Save for a later turn to more grim and sensational seriousness, this is funny, ridiculous stuff, by the way. (I understand the original manga, by Usune Masatoshi, to be much less silly, with more dark humor.) Most of this is in my appreciation for Kosuna, a forerunner, in Takahiro Yoshimatsu’s anime character designs, of the cute, quirky, moe-inspiring, gun-wielding, violent young girl. Shows in the proceeding years built worlds of and for these types of characters, but Kosuna’s almost alone in Desert Punk (a rich spoiled brat hostage in one episode doesn’t count) and she’s the clever and effective hook for an audience at the time beginning to splinter between genre and character-based (moe) shows. Appearing in that era, adapted as it was from its source material, it’s a little unique in my mind. Action-adventures with a dominant male character often—and no more than now, these ten years later—feature a more passive female companion, maybe secretly powerful, maybe wiser, but quiet instead of obnoxious, mysterious instead of comic relief. Kosuna, alone with the Punk’s rudeness, perversity, and greed (and that of all of his similar friends and enemies) has to stand on her own, and to do that she has to be very wicked, and very funny.
To this, add Chiwa Saito, on the Japanese side, and Luci Christian, on the English side. Their Kosunas are indeed wicked and funny, sometimes in the same way, but often enough different. Christian’s, the first I heard, is predominant in my mind, a moody, violent version of her chipper and quirky-cute young girl’s voice, last heard for me at the time (sans violent mood swings) with Princess Tutu’s titular Duck. Her Kosuna is earnest, pleading, and sarcastic, but genuinely tough. And a real delight.

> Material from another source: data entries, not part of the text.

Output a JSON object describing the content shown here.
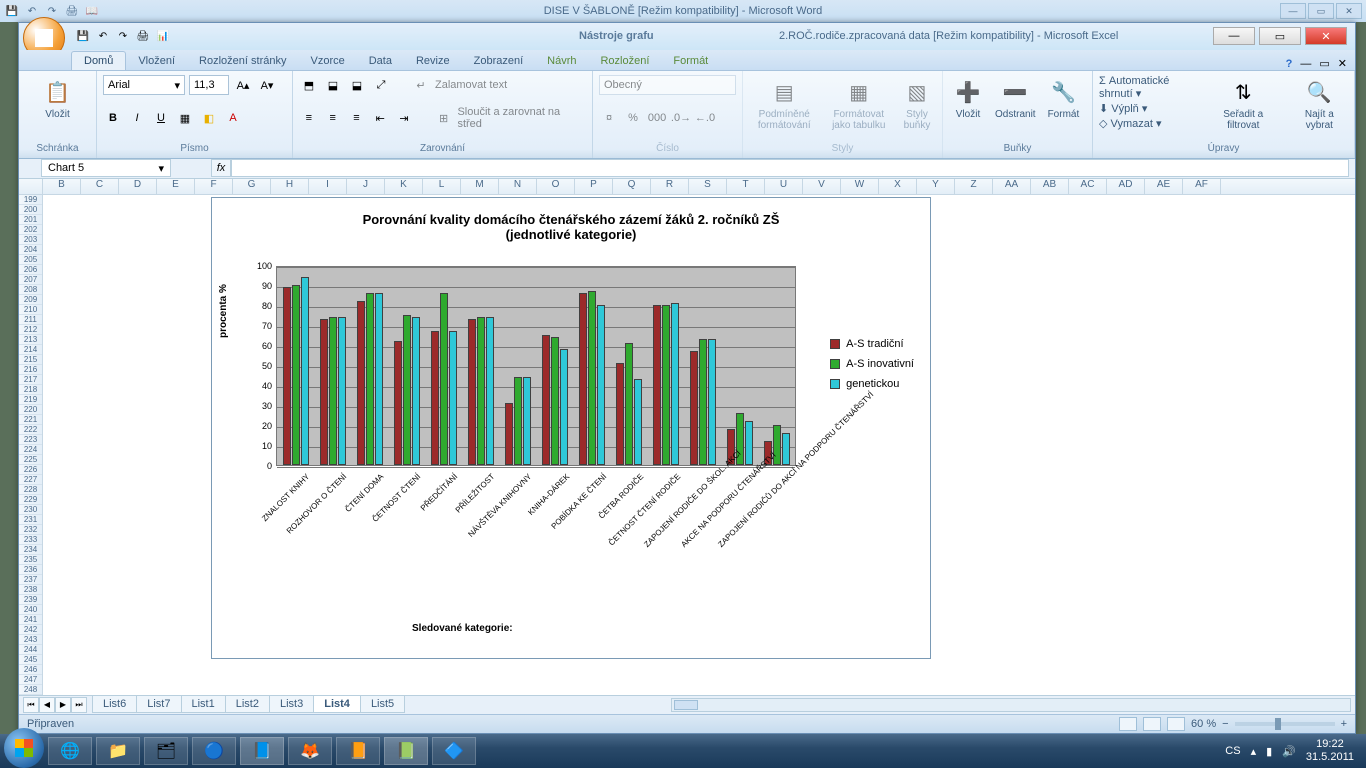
{
  "word_title": "DISE V ŠABLONĚ [Režim kompatibility] - Microsoft Word",
  "excel": {
    "context_tab": "Nástroje grafu",
    "doc_title": "2.ROČ.rodiče.zpracovaná data  [Režim kompatibility] - Microsoft Excel",
    "tabs": [
      "Domů",
      "Vložení",
      "Rozložení stránky",
      "Vzorce",
      "Data",
      "Revize",
      "Zobrazení",
      "Návrh",
      "Rozložení",
      "Formát"
    ],
    "active_tab": "Domů",
    "ribbon": {
      "clipboard": {
        "paste": "Vložit",
        "label": "Schránka"
      },
      "font": {
        "name": "Arial",
        "size": "11,3",
        "label": "Písmo"
      },
      "align": {
        "wrap": "Zalamovat text",
        "merge": "Sloučit a zarovnat na střed",
        "label": "Zarovnání"
      },
      "number": {
        "format": "Obecný",
        "label": "Číslo"
      },
      "styles": {
        "cond": "Podmíněné formátování",
        "table": "Formátovat jako tabulku",
        "cell": "Styly buňky",
        "label": "Styly"
      },
      "cells": {
        "insert": "Vložit",
        "delete": "Odstranit",
        "format": "Formát",
        "label": "Buňky"
      },
      "editing": {
        "sum": "Automatické shrnutí",
        "fill": "Výplň",
        "clear": "Vymazat",
        "sort": "Seřadit a filtrovat",
        "find": "Najít a vybrat",
        "label": "Úpravy"
      }
    },
    "namebox": "Chart 5",
    "fx": "fx",
    "sheets": [
      "List6",
      "List7",
      "List1",
      "List2",
      "List3",
      "List4",
      "List5"
    ],
    "active_sheet": "List4",
    "status": "Připraven",
    "zoom": "60 %"
  },
  "taskbar": {
    "lang": "CS",
    "time": "19:22",
    "date": "31.5.2011"
  },
  "chart_data": {
    "type": "bar",
    "title": "Porovnání kvality domácího čtenářského zázemí žáků  2. ročníků ZŠ\n(jednotlivé kategorie)",
    "ylabel": "procenta %",
    "xlabel": "Sledované kategorie:",
    "ylim": [
      0,
      100
    ],
    "yticks": [
      0,
      10,
      20,
      30,
      40,
      50,
      60,
      70,
      80,
      90,
      100
    ],
    "categories": [
      "ZNALOST KNIHY",
      "ROZHOVOR O ČTENÍ",
      "ČTENÍ DOMA",
      "ČETNOST ČTENÍ",
      "PŘEDČÍTÁNÍ",
      "PŘÍLEŽITOST",
      "NÁVŠTĚVA KNIHOVNY",
      "KNIHA-DÁREK",
      "POBÍDKA KE ČTENÍ",
      "ČETBA RODIČE",
      "ČETNOST ČTENÍ RODIČE",
      "ZAPOJENÍ RODIČE DO ŠKOL. AKCÍ",
      "AKCE NA PODPORU ČTENÁŘSTVÍ",
      "ZAPOJENÍ RODIČŮ DO AKCÍ NA PODPORU ČTENÁŘSTVÍ"
    ],
    "series": [
      {
        "name": "A-S tradiční",
        "color": "#9c2a2a",
        "values": [
          89,
          73,
          82,
          62,
          67,
          73,
          31,
          65,
          86,
          51,
          80,
          57,
          18,
          12
        ]
      },
      {
        "name": "A-S inovativní",
        "color": "#2faa2f",
        "values": [
          90,
          74,
          86,
          75,
          86,
          74,
          44,
          64,
          87,
          61,
          80,
          63,
          26,
          20
        ]
      },
      {
        "name": "genetickou",
        "color": "#2fc8d8",
        "values": [
          94,
          74,
          86,
          74,
          67,
          74,
          44,
          58,
          80,
          43,
          81,
          63,
          22,
          16
        ]
      }
    ]
  }
}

That dub also features Eric Vale as Kanta—obnoxious, whiny, insecure, generally insincere, and manipulative; or, also a memorable performance. (Chihiro Suzuki wears the Punk’s helmet with equal verve on the Japanese track.) The curiosity with the dub, and tied to my memory of the first volume’s release from Funimation Entertainment in late February 2006, is that the most sexual or suggestive lines were toned down for those first four episodes. By the second volume, in late April, the marginally more family-friendly version was out the window, the team of adapters perhaps realizing the futility with what follows.
I do not love Desert Punk, no more now than a year after I first watched it. But I love parts of it, and have enjoyed re-watching it, and for exploitative action comedies (not really a niche in anime) it’s a shortlist title. I have no problem continuing to own it, and I continue to pull out references to Kosuna’s character or specific episodes or the dub when the opportunity arises (episode 12, “A Change of Heart”, for instance, as one of the most unique and standalone examples of all three).
And there is some enjoyment in looking back on some things. I had forgotten the curious fun of the promotional art used for this show (Kosuna, often, in cover parodies for movies like Kill Bill and Black Hawk Down) and of course the hokey and even bizarre original Japanese bonus video segments (what other kinds are there?), including live-action shorts of Desert Punk doing Desert Punk poses while the theme song croons about Desert Punk. The sort of silliness a mostly silly show needs, especially years down the road when you pull something off the shelf and wonder how it got there.